My Story: Succeeding in a Male-Dominated Environment

Emily Taylor writing for Nina

Emily Taylor

By Emily Taylor

I’m 26 years old and working for Accenture as a Technology Consultant. I joined as a graduate just under 3 years ago, and the journey has definitely has been an interesting one so far. As a Sport & Exercise Science graduate, it was a little by accident that I ended up following this career path! Deciding I’d had enough of studying during my final year, I dug out the Times Top 100 Employers guide. Accenture were right up there in the top 10, and offered an amazing training course before starting work with clients, so it was with glee that I accepted an offer a couple of months later following interview, Boot Camp and an Assessment Centre.

My training was split between London (2 weeks) and Bangalore (4 weeks) and gave me an overview of Accenture and Consulting whilst introducing me to some truly talented and motivated colleagues, both from the UK and the India Delivery Centre, some of whom have also become great friends. My start group was comprised of around 40% females, which made our group of around 30 people a great mix.

Since then, I’ve worked with three great clients across Energy, Supply Chain Logistics, and Financial Services in roles varying from SAP (Systems, Applications and Products) Testing and Design to Process Improvement and Project Management. In all these roles I’ve been part of a minority of women working in a still male-dominated field (< 15% females in all cases). Especially given my educational background away from business, economics or computer science, it has been daunting and sometimes challenging to enter a new client as a credible and knowledgeable resource.
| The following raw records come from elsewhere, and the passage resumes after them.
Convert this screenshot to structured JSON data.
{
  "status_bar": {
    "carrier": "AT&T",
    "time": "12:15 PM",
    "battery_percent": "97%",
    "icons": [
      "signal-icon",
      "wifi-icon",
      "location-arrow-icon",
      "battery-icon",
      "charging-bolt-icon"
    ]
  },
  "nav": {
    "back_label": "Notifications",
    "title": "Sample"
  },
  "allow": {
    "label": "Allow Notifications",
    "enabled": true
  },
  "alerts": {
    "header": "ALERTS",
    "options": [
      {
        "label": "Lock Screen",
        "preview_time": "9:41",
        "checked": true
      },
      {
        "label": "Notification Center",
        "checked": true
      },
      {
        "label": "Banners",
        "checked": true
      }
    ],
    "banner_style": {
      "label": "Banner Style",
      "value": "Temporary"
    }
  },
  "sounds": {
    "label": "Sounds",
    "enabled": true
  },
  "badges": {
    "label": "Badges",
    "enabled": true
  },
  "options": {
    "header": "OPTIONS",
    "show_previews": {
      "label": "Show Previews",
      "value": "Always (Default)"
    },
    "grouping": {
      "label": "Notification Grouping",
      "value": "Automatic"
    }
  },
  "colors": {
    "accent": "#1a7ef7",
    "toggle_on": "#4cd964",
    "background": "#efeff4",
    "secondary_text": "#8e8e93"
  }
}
Although I’m still learning, I’d like to share some key ideas that have helped me build relationships and progress my career.

Tip 1: Don’t be embarrassed to ask for help

It may feel like a sign of weakness, but asking questions is how we learn. In fact, it will make you look enthusiastic and attentive to the task at hand. I’ve found that some people are even flattered if you ask for their help.

Tip 2: Take the time to introduce yourself and maintain consistent communication with as many people as possible

Even if it’s just saying ‘hello’, that simple gesture will help your colleagues warm to you. If you then need to ask them to complete a task or answer a question, they’re more likely to go out of their way to help you. I’ve found that a few males in our department are not so confident talking to females. Initiating light conversation has helped to break down perceived barriers, increasing productivity when we need to work together.

Tip 3: Act the part

Professionalism counts for a lot. If you look, speak and act professionally, people will take you seriously even if you’re not an expert in the field. Don’t dwell on being the only female in the team, but focus on being confident and offering a different perspective. People are often surprised when I tell them how old I am, saying that I communicate in a way beyond my years. I put that down to confidence, considered conduct and attention to detail in written communications.

Tip 4: Listen

There is no way that I could do my job without the expertise of my colleagues. There are so many niche skills required to deliver the final product. By listening to my colleagues, taking on board their points of view and using their knowledge, I can produce tailored deliverables that don’t lead to nasty surprises later on. I’m regularly the only female in meetings of 10+ people, and a few dominant individuals will sometimes get their points across  without hearing the thoughts of others . I try to involve the quieter attendees by asking their opinions to make sure that we consider everyone’s points of view.

Tip 5: Accept that things won’t always go to plan

There will always be hiccups, delays and unexpected problems. Accepting that, and learning how to deal with these issues is key to successful delivery. Being a bit of a perfectionist, this was perhaps one of the hardest things for me to learn. Now I’ve accepted that issues are part and parcel of the job, I’m calmer and more laid back. This has a positive impact not only on me, but also on others around me.

Tip 6: Attend socials

I’ve made some great contacts through social events, which have led me to different and interesting opportunities. We’re sometimes too busy at work to really get to know people, and social events are a much needed opportunity to do that. Quite simply, by getting a better understanding of who people really are, I am more able to tune in to colleagues. This added empathy makes me more effective, but also makes for a better working environment.

Tip 7: Extra-curricular activities

Working with my current client I have taken it upon myself to develop the ‘People Advocacy’, a Team of resources  working together to shape and look after all things people-related on the account.A host of areas are covered -from Social and Team Building Events to Corporate Citizenship, Career Development and Performance Management. I developed  this because it is of real benefit to others as well as being great fun. This side project has helped me meet new people and develop useful skills.


You’ll notice a theme to my tips: the focus on people. People come up with ideas, drive projects forwards, and make day-to-day work interesting and different.  You will never understand everything alone, but someone will understand each element. Learning how to get the best out of people to bring information together is my strategy for success.